LaSalle Hotel Properties is a leading multi-operator real estate
investment trust. The Company owns 40 hotels and a mezzanine loan
secured by two hotels in Santa Monica, CA. The properties are
upscale full-service hotels, totaling over 10,600 guest rooms in 13
markets in nine states and the District of Columbia. The Company
focuses on owning, redeveloping and repositioning upscale and
luxury, full-service hotels located in convention, resort and major
urban business markets. LaSalle Hotel Properties seeks to grow
through strategic relationships with premier lodging companies,
including Westin Hotels and Resorts, Hilton Hotels Corporation,
Outrigger Lodging Services, Noble House Hotels & Resorts, Hyatt
Hotels Corporation, Benchmark Hospitality, White Lodging Services
Corporation, Thompson Hotels, Davidson Hotel Company, Denihan
Hospitality Group, the Kimpton Hotel & Restaurant Group, LLC,
Accor, Destination Hotels & Resorts, HEI Hotels & Resorts,
JRK Hotel Group, Inc., Viceroy Hotel Group, Highgate Hotels and
Access Hotels & Resorts.
This press release, together with other statements and
information publicly disseminated by the Company, contains certain
forward-looking statements within the meaning of Section 27A of the
Securities Act of 1933, as amended, and Section 21E of the
Securities Exchange Act of 1934, as amended. The Company intends
such forward-looking statements to be covered by the safe harbor
provisions for forward-looking statements contained in the Private
Securities Litigation Reform Act of 1995 and includes this
statement for purposes of complying with these safe harbor
provisions. Forward-looking statements, which are based on certain
assumptions and describe the Company's future plans, strategies and
expectations, are generally identifiable by use of the words
“will,” "believe," "expect," "intend," "anticipate," "estimate,"
"project" or similar expressions. Forward-looking statements in
this press release include, among others, statements about the use
of proceeds from the offering. You should not rely on
forward-looking statements since they involve known and unknown
risks, uncertainties and other factors that are, in some cases,
beyond the Company's control and which could materially affect
actual results, performances or achievements. Factors that may
cause actual results to differ materially from current expectations
include, but are not limited to, (i) the Company’s dependence on
third-party managers of its hotels, including its inability to
implement strategic business decisions directly, (ii) risks
associated with the hotel industry, including competition,
increases in wages, energy costs and other operating costs, actual
or threatened terrorist attacks, downturns in general and local
economic conditions and cancellation of or delays in the completion
of anticipated demand generators, (iii) the availability and terms
of financing and capital and the general volatility of securities
markets, (iv) risks associated with the real estate industry,
including environmental contamination and costs of complying with
the Americans with Disabilities Act and similar laws, (v) interest
rate increases, (vi) the possible failure of the Company to qualify
as a REIT and the risk of changes in laws affecting REITs, (vii)
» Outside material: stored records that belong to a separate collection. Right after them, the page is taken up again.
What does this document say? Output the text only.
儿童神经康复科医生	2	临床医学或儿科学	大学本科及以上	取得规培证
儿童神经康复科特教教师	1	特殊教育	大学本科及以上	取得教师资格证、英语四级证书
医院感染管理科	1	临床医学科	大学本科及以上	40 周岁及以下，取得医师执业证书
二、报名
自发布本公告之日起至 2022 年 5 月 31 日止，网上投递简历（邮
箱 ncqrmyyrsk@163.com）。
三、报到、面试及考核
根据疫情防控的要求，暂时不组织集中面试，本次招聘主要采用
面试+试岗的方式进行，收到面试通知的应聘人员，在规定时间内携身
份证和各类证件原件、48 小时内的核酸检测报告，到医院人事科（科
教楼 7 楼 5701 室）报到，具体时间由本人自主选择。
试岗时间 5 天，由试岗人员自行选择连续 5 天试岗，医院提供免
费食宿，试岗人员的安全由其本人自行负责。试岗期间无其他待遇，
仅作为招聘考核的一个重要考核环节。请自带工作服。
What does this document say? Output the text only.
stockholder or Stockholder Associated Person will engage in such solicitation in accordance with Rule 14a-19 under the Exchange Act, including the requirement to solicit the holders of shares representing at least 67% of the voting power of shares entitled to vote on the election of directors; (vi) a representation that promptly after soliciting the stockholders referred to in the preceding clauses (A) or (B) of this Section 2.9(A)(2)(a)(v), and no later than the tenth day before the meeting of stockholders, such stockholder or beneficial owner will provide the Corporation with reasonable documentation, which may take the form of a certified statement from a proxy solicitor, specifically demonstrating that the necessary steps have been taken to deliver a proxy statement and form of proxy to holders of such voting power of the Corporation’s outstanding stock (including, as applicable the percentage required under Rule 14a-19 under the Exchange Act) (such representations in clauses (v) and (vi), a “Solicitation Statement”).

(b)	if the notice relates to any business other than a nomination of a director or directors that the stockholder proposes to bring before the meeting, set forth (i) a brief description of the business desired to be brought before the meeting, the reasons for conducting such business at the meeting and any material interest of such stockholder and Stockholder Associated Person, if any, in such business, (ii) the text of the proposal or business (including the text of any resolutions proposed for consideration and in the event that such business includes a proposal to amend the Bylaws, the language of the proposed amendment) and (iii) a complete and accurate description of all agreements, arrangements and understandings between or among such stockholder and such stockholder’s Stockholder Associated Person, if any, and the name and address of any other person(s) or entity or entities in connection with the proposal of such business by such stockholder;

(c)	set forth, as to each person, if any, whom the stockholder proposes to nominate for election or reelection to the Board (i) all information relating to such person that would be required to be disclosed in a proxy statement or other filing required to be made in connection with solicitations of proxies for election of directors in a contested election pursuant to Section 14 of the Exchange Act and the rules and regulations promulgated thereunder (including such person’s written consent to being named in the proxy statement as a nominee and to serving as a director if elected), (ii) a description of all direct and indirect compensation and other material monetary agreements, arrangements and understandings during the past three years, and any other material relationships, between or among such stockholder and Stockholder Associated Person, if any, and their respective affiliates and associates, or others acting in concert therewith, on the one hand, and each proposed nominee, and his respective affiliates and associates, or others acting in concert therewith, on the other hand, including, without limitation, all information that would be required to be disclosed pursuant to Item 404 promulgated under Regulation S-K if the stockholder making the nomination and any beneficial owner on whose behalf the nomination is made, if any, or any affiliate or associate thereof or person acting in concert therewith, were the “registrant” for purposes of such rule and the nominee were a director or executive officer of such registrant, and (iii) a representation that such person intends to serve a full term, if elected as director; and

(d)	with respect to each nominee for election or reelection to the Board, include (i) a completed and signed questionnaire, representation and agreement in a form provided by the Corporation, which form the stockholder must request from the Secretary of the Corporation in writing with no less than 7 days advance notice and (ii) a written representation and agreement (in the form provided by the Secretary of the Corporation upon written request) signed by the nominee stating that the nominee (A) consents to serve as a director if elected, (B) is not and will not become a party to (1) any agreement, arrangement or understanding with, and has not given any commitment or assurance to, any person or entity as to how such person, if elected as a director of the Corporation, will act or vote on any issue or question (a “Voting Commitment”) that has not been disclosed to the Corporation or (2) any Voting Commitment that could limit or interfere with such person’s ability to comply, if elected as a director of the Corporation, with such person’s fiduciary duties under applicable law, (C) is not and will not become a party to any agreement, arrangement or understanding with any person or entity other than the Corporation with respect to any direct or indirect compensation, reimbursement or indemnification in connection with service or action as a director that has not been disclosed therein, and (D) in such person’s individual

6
the possibility of uninsured losses, (viii) risks associated with
redevelopment and repositioning projects, including delays and cost
overruns and (ix) the risk factors discussed in the Company’s
Annual Report on Form 10-K. Accordingly, there is no assurance that
the Company's expectations will be realized. Except as otherwise
required by the federal securities laws, the Company disclaims any
obligation or undertaking to publicly release any updates or
revisions to any forward-looking statement contained herein (or
elsewhere) to reflect any change in the Company’s expectations with
regard thereto or any change in events, conditions or circumstances
on which any such statement is based.